Nos anos 80, Paul McCartney não conseguiu reaver as canções que tinha escrito com o seu amigo John para os Beatles. Quando as compuseram, acharam que eram universais, de toda a gente. Aprenderam duro, mais tarde, que este mundo é mesmo cruel e não o sonho que sonharam.

Paul aprendeu a lição e hoje é proprietário da maior publishing independente, a MPL, que reune não só as suas canções a solo como muitos outros catálogos, alguns bem famosos e - porque não dizê-lo neste mundo cão - lucrativos.

Para dar a mostrar as suas pérolas - ou tesouros, como lhes chama - a MPL editou em tempos estas duas colectâneas.
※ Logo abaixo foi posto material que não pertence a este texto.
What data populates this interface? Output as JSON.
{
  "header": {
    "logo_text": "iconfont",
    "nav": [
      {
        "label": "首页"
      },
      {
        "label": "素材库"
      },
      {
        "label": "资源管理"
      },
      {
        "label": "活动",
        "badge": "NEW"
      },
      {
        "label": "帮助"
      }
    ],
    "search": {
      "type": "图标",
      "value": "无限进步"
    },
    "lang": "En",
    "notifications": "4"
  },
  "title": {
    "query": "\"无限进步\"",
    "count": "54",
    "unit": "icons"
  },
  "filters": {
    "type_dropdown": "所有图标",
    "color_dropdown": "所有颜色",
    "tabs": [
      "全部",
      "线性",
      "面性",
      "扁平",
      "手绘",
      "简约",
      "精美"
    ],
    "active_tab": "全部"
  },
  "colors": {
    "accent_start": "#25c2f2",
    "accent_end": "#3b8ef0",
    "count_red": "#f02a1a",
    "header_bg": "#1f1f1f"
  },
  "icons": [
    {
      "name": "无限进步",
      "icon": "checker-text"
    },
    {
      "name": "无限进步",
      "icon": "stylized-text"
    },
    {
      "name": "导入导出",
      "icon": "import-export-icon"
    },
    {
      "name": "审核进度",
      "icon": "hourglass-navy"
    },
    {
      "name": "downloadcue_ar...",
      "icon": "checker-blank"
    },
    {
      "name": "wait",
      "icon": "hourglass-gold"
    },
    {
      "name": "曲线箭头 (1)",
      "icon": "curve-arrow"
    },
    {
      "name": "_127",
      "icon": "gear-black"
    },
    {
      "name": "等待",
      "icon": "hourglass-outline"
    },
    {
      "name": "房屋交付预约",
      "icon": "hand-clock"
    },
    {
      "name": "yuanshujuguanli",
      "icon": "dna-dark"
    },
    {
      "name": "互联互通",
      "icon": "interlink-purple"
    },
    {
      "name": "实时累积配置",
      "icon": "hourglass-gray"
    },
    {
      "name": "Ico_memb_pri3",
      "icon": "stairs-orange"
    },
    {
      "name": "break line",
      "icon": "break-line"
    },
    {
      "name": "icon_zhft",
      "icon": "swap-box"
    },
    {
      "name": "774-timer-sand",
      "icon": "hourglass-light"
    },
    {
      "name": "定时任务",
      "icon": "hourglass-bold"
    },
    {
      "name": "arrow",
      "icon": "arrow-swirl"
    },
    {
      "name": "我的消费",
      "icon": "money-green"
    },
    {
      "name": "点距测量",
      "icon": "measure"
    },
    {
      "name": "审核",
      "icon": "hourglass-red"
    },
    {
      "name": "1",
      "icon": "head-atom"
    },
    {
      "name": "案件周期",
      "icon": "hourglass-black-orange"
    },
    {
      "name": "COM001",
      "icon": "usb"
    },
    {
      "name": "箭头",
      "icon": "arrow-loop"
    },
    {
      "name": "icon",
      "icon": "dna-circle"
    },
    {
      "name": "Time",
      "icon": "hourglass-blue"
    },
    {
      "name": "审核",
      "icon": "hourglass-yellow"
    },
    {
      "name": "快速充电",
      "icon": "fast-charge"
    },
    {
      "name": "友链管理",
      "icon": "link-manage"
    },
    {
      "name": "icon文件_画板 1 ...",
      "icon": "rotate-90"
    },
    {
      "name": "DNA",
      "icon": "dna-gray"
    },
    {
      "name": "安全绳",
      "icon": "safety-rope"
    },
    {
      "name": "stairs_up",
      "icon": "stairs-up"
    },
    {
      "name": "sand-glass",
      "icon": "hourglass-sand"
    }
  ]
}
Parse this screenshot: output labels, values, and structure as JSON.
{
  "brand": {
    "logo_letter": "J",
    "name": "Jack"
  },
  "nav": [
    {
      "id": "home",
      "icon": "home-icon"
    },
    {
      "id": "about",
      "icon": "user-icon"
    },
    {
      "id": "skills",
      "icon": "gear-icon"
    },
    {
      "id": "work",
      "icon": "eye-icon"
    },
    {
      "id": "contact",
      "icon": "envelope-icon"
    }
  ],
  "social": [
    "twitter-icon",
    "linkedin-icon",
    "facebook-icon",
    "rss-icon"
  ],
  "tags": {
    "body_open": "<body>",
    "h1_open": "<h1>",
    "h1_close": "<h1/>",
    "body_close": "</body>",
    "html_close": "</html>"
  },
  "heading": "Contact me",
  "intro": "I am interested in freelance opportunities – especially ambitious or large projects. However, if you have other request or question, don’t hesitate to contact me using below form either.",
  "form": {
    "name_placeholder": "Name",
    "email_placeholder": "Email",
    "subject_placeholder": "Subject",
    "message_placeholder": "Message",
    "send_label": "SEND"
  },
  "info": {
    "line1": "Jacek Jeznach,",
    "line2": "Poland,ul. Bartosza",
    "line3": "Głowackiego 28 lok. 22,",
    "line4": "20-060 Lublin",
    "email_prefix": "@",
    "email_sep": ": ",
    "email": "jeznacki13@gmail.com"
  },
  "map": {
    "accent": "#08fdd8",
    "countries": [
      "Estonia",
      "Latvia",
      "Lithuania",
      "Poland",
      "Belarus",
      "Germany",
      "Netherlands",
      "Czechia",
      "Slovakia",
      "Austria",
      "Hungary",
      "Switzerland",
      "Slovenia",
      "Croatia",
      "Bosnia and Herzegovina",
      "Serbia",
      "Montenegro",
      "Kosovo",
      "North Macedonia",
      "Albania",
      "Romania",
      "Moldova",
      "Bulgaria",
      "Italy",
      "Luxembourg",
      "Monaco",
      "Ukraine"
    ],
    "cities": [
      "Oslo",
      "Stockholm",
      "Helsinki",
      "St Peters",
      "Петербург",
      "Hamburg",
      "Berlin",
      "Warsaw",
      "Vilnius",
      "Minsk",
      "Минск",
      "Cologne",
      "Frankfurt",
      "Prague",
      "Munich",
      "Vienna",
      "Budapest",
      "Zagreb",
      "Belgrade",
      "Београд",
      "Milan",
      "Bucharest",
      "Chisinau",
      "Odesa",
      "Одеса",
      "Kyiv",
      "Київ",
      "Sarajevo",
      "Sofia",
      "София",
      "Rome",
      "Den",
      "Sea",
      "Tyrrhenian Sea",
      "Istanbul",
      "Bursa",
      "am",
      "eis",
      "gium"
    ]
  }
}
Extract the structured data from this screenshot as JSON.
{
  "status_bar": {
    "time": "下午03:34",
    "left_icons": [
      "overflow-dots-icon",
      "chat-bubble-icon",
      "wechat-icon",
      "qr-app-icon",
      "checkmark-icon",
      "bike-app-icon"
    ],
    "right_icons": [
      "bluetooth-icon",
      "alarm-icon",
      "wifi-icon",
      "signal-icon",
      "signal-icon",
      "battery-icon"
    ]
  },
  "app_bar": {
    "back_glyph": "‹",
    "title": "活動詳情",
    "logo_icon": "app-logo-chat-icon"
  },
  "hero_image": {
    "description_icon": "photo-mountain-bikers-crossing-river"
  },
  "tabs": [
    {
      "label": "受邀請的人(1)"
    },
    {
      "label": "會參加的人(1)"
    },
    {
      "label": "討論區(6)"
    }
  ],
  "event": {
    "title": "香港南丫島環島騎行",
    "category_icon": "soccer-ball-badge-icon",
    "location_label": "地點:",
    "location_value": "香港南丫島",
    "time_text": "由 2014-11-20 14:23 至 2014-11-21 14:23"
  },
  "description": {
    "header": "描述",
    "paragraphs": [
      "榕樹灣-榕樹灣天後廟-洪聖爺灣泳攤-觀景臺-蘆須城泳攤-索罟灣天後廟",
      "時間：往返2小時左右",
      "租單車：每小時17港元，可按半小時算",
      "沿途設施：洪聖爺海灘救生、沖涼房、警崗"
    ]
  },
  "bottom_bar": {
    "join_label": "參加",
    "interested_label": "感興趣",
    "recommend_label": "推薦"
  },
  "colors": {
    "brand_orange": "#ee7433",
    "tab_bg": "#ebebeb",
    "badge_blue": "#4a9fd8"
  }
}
Uma, em 1992, com os clássicos norte-americanos, os "standards", como os apelidam. E aqui há, por exemplo, "On A Slow Boat To China", "Luck Be A Lady", "Never Will I Marry" (um conselho que lhe evitaria alguns dissabores), "Standing on The Corner", "Till There Was You", "Unchained Melody", "Jesse".

A outra colectânea é de 1993 e reune os "rocks": "Sherry", "Peggy Sue", "Big Girls Don't Cry", "True Love Ways", "That'll Be The Day", "Rave On", "Tragedy".

Ah! estas colectâneas não estão à venda ao público!